I want it to not just be seen as a site for female or non-binary filmmakers because I feel like everyone can benefit from some media literacy, branching out of their comfort zone with who they are consuming media from. That’s definitely something I’d love for people to see with the site. I just want more of an awareness of what people should be supporting or what people should be learning more about as a whole.
When we spoke the site had not launched yet, but I asked Kim is there had been any gratifying moments yet. After telling me how the project caught the eye of Teen Vogue’s editor-in-chief, Elaine Welteroth, she narrowed on one of her favorite reactions so far.

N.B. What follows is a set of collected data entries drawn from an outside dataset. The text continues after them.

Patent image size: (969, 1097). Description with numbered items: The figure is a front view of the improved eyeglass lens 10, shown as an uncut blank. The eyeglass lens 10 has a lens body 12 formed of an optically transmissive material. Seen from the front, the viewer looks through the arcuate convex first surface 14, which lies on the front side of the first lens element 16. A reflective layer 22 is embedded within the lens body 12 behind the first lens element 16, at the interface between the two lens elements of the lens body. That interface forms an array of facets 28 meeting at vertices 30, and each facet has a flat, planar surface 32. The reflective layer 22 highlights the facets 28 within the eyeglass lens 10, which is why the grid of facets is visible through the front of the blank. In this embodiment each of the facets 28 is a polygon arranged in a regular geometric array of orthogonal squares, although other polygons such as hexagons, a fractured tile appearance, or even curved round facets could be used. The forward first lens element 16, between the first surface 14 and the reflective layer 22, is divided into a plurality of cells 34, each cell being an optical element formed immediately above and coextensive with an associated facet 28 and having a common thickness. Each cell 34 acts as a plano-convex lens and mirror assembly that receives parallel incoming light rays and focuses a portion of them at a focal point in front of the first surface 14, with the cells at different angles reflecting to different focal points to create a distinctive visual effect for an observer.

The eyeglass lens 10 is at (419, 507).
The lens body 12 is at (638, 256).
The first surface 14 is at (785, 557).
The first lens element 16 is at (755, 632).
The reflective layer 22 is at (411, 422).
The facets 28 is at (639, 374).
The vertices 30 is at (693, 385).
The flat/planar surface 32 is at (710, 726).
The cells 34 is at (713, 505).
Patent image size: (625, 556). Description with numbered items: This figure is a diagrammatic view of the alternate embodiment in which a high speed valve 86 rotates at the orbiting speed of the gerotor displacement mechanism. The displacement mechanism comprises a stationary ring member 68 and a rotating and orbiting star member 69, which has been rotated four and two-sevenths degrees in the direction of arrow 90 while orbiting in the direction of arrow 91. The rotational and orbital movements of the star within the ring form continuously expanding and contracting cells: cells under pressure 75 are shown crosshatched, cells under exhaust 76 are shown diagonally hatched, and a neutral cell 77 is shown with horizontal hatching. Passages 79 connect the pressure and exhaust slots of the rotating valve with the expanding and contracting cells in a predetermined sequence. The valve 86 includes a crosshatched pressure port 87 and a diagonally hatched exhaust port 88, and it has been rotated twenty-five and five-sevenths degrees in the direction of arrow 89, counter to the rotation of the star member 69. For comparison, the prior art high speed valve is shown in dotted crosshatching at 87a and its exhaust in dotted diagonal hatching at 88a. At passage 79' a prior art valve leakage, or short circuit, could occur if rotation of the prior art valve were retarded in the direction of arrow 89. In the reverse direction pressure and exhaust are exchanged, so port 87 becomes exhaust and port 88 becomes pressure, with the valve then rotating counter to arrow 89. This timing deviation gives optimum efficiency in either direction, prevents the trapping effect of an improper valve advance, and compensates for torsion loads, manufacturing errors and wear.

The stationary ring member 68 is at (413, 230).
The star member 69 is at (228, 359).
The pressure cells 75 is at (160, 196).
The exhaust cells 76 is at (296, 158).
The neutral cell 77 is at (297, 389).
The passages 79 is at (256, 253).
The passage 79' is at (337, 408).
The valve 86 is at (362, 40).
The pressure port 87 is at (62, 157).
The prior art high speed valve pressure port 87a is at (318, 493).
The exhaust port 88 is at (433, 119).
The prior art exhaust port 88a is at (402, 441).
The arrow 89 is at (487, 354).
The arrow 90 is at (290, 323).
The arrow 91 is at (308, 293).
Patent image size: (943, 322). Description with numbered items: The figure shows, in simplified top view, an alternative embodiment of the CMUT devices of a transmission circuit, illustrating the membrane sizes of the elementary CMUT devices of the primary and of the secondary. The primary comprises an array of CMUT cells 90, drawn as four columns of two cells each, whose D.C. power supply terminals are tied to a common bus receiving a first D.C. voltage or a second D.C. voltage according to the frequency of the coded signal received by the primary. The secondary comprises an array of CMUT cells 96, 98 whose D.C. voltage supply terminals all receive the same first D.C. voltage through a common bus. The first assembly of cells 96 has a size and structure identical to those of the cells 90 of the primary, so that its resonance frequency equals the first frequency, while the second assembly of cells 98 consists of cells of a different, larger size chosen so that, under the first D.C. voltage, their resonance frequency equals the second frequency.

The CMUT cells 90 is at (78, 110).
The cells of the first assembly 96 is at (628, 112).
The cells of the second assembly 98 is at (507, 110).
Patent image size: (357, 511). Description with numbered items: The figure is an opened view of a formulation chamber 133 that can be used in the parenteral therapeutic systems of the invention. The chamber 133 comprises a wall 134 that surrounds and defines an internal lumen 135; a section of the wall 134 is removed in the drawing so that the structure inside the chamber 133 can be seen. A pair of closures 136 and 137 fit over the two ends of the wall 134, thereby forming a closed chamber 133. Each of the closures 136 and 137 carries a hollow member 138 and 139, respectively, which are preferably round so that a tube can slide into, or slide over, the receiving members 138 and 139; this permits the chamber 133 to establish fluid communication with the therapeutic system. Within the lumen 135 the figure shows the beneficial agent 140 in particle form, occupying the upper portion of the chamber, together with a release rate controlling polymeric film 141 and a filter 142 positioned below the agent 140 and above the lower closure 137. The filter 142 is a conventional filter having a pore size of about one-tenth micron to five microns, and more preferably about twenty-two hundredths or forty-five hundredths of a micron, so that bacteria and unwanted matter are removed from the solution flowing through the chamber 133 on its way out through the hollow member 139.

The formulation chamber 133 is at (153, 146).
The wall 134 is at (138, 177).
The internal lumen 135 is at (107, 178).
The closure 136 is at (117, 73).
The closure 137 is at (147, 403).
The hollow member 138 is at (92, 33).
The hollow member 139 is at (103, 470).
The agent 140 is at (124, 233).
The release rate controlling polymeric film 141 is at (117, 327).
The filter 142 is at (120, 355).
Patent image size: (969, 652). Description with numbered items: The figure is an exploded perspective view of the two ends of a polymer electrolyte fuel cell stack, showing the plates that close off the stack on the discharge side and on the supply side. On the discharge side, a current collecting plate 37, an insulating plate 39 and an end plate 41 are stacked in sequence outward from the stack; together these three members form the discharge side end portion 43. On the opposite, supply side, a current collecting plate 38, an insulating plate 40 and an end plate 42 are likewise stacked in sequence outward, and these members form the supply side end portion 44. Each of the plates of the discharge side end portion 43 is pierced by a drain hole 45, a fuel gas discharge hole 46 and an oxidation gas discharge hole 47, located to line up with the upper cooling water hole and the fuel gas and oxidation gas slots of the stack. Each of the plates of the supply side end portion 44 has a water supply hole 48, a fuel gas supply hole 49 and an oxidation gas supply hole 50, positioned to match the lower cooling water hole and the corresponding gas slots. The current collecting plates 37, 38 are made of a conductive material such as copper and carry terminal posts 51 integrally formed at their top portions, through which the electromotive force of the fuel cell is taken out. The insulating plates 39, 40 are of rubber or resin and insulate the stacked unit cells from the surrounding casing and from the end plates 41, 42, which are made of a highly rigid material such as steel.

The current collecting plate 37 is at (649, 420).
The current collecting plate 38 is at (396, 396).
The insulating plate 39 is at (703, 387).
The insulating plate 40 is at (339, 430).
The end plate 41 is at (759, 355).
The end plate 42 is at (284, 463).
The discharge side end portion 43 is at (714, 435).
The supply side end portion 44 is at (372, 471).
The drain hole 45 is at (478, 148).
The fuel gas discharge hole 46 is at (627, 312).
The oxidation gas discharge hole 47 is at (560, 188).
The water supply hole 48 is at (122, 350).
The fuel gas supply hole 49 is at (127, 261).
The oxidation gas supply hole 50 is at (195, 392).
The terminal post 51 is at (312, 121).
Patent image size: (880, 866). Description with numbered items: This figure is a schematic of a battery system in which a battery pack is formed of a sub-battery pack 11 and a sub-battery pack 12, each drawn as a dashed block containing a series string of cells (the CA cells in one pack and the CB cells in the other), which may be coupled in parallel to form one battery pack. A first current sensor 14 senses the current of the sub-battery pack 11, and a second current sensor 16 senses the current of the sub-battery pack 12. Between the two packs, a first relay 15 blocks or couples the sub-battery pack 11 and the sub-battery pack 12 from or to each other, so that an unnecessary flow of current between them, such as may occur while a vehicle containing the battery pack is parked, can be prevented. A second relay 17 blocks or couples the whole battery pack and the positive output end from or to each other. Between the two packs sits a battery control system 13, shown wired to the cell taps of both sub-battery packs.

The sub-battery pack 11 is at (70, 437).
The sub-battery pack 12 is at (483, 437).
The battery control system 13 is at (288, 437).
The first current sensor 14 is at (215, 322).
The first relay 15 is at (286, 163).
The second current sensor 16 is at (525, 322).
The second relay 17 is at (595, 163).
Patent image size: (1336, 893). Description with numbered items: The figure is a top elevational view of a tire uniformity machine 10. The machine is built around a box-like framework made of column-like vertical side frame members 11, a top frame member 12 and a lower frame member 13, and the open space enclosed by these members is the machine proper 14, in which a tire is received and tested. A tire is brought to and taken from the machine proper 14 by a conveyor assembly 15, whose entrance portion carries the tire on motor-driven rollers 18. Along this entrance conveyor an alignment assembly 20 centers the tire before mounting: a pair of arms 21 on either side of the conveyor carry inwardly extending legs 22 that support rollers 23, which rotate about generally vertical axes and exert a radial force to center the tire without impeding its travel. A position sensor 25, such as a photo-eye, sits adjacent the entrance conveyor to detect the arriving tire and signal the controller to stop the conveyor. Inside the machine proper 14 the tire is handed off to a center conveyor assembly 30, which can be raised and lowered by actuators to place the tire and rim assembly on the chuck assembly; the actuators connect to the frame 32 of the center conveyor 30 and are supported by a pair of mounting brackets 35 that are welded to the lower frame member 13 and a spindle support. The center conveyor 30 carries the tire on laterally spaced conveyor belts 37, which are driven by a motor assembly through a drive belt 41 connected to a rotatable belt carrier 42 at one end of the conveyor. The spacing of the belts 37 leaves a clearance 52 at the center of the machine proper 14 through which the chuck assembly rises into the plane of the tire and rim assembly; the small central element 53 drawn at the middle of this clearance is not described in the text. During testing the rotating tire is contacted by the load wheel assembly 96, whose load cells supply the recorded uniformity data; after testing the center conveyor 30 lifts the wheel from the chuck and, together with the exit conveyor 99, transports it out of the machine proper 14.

One tweet we received was from this girl inAustralia and she was like “I found your site through Amy Poehler’s Smart Girls, this is so necessary as a female filmmaker. I can’t wait to follow and subscribe to everything.” She had followed us on Facebook and liked us on Instagram and all the platforms, so I think that people are just resonating with it so far even though it’s not an actual concrete thing but they are believing in it and following it and enjoying the content. It’s something that’s been pretty beautiful.
The Light Leaks is “an actual concrete thing” now having officially launched on February 5th, featuring interviews with Hannah Rimm of the animation distribution company GKids, and the 17-year-old visionary, Lauren Tepfer.